Robert Morris & Associates (RMA) is a good source of such comparative financial ratios. BUT
PLEASE REMEMBER THESE ARE ONLY GUIDES THEY ARE NO SUBSTITUTE FOR
STRATEGY.
1. Liquidity: Liquidity measures a company's capacity to pay its debts as they come due.
a. Current Ratio: Total Current Assets / Total Current Liabilities
i. Gauges how capable a business is in paying current liabilities by using
current assets. The actual quality and management of assets must also be
considered.
b. Quick Ratio: (Cash + Accounts Receivable) / Total Current Liabilities
i. Focuses on immediate liquidity. Quick assets are highly liquid and are
immediately convertible to cash. If there are receivable accounts included
in the numerator, they should be collectible.

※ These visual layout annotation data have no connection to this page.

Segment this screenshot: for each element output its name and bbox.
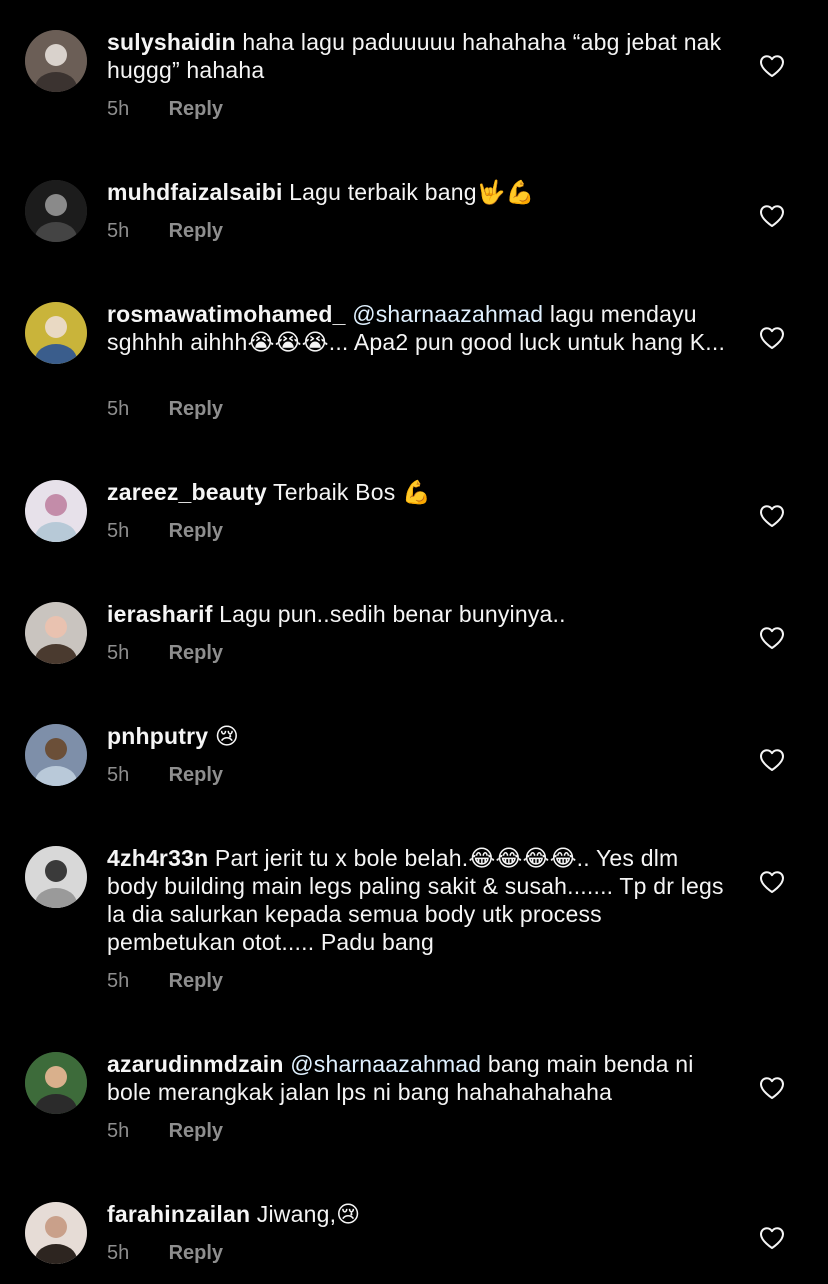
comment-body: muhdfaizalsaibi Lagu terbaik bang🤟💪: [107, 178, 727, 206]
comment-body: azarudinmdzain @sharnaazahmad bang main …: [107, 1050, 727, 1106]
comment-body: farahinzailan Jiwang,😢: [107, 1200, 727, 1228]
comment-body: sulyshaidin haha lagu paduuuuu hahahaha …: [107, 28, 727, 84]
heart-icon[interactable]: [759, 204, 785, 228]
heart-icon[interactable]: [759, 326, 785, 350]
comment-text: Terbaik Bos 💪: [273, 479, 431, 505]
avatar[interactable]: [25, 302, 87, 364]
comment-meta: 5h Reply: [107, 1241, 223, 1265]
avatar[interactable]: [25, 846, 87, 908]
comment-meta: 5h Reply: [107, 219, 223, 243]
comment-body: 4zh4r33n Part jerit tu x bole belah.😂😂😂😂…: [107, 844, 727, 956]
reply-button[interactable]: Reply: [169, 764, 223, 786]
comment-text: 😢: [214, 723, 240, 749]
heart-icon[interactable]: [759, 1076, 785, 1100]
comment-timestamp: 5h: [107, 220, 130, 242]
comment-username[interactable]: farahinzailan: [107, 1201, 250, 1227]
comment-body: ierasharif Lagu pun..sedih benar bunyiny…: [107, 600, 727, 628]
reply-button[interactable]: Reply: [169, 1120, 223, 1142]
comment-username[interactable]: sulyshaidin: [107, 29, 236, 55]
comment-text: Jiwang,😢: [256, 1201, 361, 1227]
comment-timestamp: 5h: [107, 98, 130, 120]
comment-meta: 5h Reply: [107, 97, 223, 121]
comment-username[interactable]: pnhputry: [107, 723, 208, 749]
heart-icon[interactable]: [759, 504, 785, 528]
comment-body: rosmawatimohamed_ @sharnaazahmad lagu me…: [107, 300, 727, 356]
avatar-image: [25, 724, 87, 786]
heart-icon[interactable]: [759, 870, 785, 894]
avatar[interactable]: [25, 30, 87, 92]
comment-text: Lagu pun..sedih benar bunyinya..: [219, 601, 566, 627]
avatar-image: [25, 302, 87, 364]
comment-meta: 5h Reply: [107, 969, 223, 993]
avatar[interactable]: [25, 1202, 87, 1264]
avatar-image: [25, 846, 87, 908]
heart-icon[interactable]: [759, 626, 785, 650]
comment-username[interactable]: rosmawatimohamed_: [107, 301, 346, 327]
comment-timestamp: 5h: [107, 1242, 130, 1264]
heart-icon[interactable]: [759, 54, 785, 78]
comment-timestamp: 5h: [107, 970, 130, 992]
heart-icon[interactable]: [759, 1226, 785, 1250]
avatar-image: [25, 1202, 87, 1264]
heart-icon[interactable]: [759, 748, 785, 772]
comment-username[interactable]: azarudinmdzain: [107, 1051, 284, 1077]
comment-mention[interactable]: @sharnaazahmad: [352, 301, 543, 327]
comment-timestamp: 5h: [107, 398, 130, 420]
reply-button[interactable]: Reply: [169, 970, 223, 992]
avatar[interactable]: [25, 724, 87, 786]
comment-timestamp: 5h: [107, 642, 130, 664]
comment-username[interactable]: muhdfaizalsaibi: [107, 179, 283, 205]
avatar-image: [25, 180, 87, 242]
avatar[interactable]: [25, 180, 87, 242]
avatar-image: [25, 30, 87, 92]
comment-text: Lagu terbaik bang🤟💪: [289, 179, 535, 205]
avatar[interactable]: [25, 602, 87, 664]
comment-username[interactable]: ierasharif: [107, 601, 213, 627]
comment-timestamp: 5h: [107, 520, 130, 542]
comment-meta: 5h Reply: [107, 641, 223, 665]
comment-username[interactable]: zareez_beauty: [107, 479, 267, 505]
reply-button[interactable]: Reply: [169, 1242, 223, 1264]
comments-list: sulyshaidin haha lagu paduuuuu hahahaha …: [0, 0, 828, 1284]
reply-button[interactable]: Reply: [169, 520, 223, 542]
reply-button[interactable]: Reply: [169, 98, 223, 120]
avatar-image: [25, 480, 87, 542]
comment-meta: 5h Reply: [107, 397, 223, 421]
comment-meta: 5h Reply: [107, 519, 223, 543]
comment-timestamp: 5h: [107, 764, 130, 786]
avatar[interactable]: [25, 480, 87, 542]
comment-body: pnhputry 😢: [107, 722, 727, 750]
comment-body: zareez_beauty Terbaik Bos 💪: [107, 478, 727, 506]
reply-button[interactable]: Reply: [169, 642, 223, 664]
comment-username[interactable]: 4zh4r33n: [107, 845, 208, 871]
reply-button[interactable]: Reply: [169, 220, 223, 242]
reply-button[interactable]: Reply: [169, 398, 223, 420]
comment-meta: 5h Reply: [107, 763, 223, 787]
comment-meta: 5h Reply: [107, 1119, 223, 1143]
avatar-image: [25, 602, 87, 664]
comment-timestamp: 5h: [107, 1120, 130, 1142]
comment-mention[interactable]: @sharnaazahmad: [290, 1051, 481, 1077]
avatar-image: [25, 1052, 87, 1114]
avatar[interactable]: [25, 1052, 87, 1114]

2. Safety: indicates a company's vulnerability to risk (based on the business' debt).
a. Debt to Equity: Total Liabilities / Total Equity
i. Quantifies the relationship between the capital invested by owners and
investors and the funds provided by creditors. The higher the ratio, the
greater the risk to a current or future creditor. A lower ratio means your
client's company is more financially stable. However, extremely low
indicate too conservative.
b. Interest Coverage Ratio: EBITDA / Interest Expense
i. This assesses the company's ability to meet interest payments. It also
evaluates the capacity to take on more debt. The higher the ratio, the
greater the company's ability to make interest payments/take on debt.
3. Profitability: measures the company's ability to generate a return on its resources.
a. Gross Profit Margin: Gross Profit / Sales
i. Indicates the return at the gross profit level. It addresses three areas -inventory control, pricing and production efficiency. It indicates how
many cents of gross profit generated by sales.
b. Net Profit Margin: Adjusted Net Profit before Taxes / Sales
i. Shows measures how many cents of profit the company generates per
dollar of sales. Track it carefully against industry competitors. This is a
very important number in preparing forecasts.